“It’s exciting that now in 2023 we have 3 FDA-approved PARP inhibitors for the treatment of our prostate cancer patients,” says Joshi Alumkal, MD.
In this video, Joshi Alumkal, MD, discusses the 3 FDA-approved PARP inhibitors for prostate cancer—olaparib (Lynparza), rucaparib (Rubraca), and talazoparib (Talzenna)—and what is next on the horizon for this class of agents.
Alumkal is Wicha Family Professor of Oncology, professor, Department of Internal Medicine, section head, Prostate and Genitourinary Medical Oncology, associate division chief, Basic Research, Division of Hematology-Oncology, member, the University of Michigan Rogel Cancer Center, director, Epigenetic Therapy, Michigan Center for Translational Pathology.

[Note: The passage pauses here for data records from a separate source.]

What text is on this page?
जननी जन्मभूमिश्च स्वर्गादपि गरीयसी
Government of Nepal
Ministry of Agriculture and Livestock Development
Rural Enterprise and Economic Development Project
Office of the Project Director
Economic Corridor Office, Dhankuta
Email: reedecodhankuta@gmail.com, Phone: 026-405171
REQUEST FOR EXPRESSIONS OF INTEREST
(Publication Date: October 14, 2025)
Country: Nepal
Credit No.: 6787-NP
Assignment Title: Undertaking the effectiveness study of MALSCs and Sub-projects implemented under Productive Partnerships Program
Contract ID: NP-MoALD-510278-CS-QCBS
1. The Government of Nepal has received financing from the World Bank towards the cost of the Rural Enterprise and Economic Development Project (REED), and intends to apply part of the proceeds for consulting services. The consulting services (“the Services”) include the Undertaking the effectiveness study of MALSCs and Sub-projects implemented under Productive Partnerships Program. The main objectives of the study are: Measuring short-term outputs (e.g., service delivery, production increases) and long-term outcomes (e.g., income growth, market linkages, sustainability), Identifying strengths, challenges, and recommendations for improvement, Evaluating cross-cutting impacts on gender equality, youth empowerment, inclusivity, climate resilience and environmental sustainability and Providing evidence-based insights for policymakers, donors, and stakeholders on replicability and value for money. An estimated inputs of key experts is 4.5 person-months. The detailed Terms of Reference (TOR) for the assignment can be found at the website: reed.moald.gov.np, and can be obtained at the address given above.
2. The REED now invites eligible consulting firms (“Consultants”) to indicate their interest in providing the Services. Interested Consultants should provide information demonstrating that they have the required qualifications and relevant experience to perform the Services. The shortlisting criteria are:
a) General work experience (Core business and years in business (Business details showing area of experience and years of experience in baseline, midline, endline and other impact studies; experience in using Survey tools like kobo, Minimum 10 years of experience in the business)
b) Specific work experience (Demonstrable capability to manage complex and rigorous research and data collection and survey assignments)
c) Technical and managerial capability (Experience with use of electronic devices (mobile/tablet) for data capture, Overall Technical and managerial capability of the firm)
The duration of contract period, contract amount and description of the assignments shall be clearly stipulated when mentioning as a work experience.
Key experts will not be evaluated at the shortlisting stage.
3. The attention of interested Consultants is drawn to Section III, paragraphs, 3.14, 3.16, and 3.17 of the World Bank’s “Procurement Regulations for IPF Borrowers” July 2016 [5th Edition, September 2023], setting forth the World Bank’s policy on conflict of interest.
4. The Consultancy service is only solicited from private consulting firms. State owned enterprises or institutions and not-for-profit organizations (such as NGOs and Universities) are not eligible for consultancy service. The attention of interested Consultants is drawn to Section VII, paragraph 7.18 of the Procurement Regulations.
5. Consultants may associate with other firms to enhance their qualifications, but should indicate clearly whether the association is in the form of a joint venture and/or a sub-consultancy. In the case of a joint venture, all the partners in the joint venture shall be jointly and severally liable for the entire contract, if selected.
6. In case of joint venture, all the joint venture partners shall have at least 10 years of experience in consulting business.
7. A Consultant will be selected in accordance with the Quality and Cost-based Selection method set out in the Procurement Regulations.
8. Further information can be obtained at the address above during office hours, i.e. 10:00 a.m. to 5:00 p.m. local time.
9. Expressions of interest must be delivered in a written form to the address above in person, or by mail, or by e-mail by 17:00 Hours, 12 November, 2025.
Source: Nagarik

It’s exciting that now in 2023 we have 3 FDA-approved PARP inhibitors for the treatment of our patients. Olaparib was first approved in the post–androgen receptor signaling setting in patients who have homologous recombination DNA repair defects. Results from the PROpel trial now allow us to use that drug earlier upfront with abiraterone acetate (Zytiga) in patients who are abiraterone-naive if they have BRCA1 or BRCA2alterations. Rucaparib has been around for several years. Its use is limited to patients who have castration-resistant disease that has progressed despite an androgen receptor–signaling inhibitor and docetaxel, and those patients need to have BRCA1 or BRCA2 alterations. And now we also have the approval of talazoparib with enzalutamide (Xtandi) in patients who have castration-resistant disease who are naive to enzalutamide and whose tumors harbor homologous recombination repair (HRR) gene defects. Patients do not need to have received prior docetaxel chemotherapy to receive this regimen and that's a more broad approval. And then we await the verdict on niraparib (Zejula), another PARP inhibitor that was tested in combination with abiraterone and prednisone in patients with abiraterone-naive metastatic castration-resistant prostate cancer.
So our options to treat the disease in those patients who have homologous recombination DNA repair defects have expanded substantially in the past several years. One issue to think about, particularly for the approved recent approval of olaparib based on the PROpel trial as well as for the approval of talazoparib/enzalutamide, is that those trials tested patients who were castration resistant but were naive to an androgen receptor–signaling inhibitor. Nowadays, it's common for patients to receive androgen deprivation therapy along with an androgen receptor–signaling inhibitor, whether that be abiraterone, enzalutamide, apalutamide (Erleada), or darolutamide (Nubeqa). So many of the patients who we see in clinic who develop castration resistance are already resistant to an androgen receptor–signaling inhibitor. In that group of patients, whether or not one should add a PARP inhibitor on top of the androgen receptor–signaling inhibitor the patients are already on, or whether one should stop the androgen receptor–signaling inhibitor and just treat with a single agent PARP inhibitor is unknown. And these clinical trials did not address that question, so we don't know the answer to that. And so as the landscape has shifted to early use androgen receptor–signaling inhibitors, the patient population that was tested in the pivotal talazoparib/enzalutamide and olaparib/abiraterone/prednisone trials has sort of gone away in many of our practices. And so it will be important to really think about how best to interpret those results and use those PARP inhibitors moving forward.
Transcript has been edited for clarity.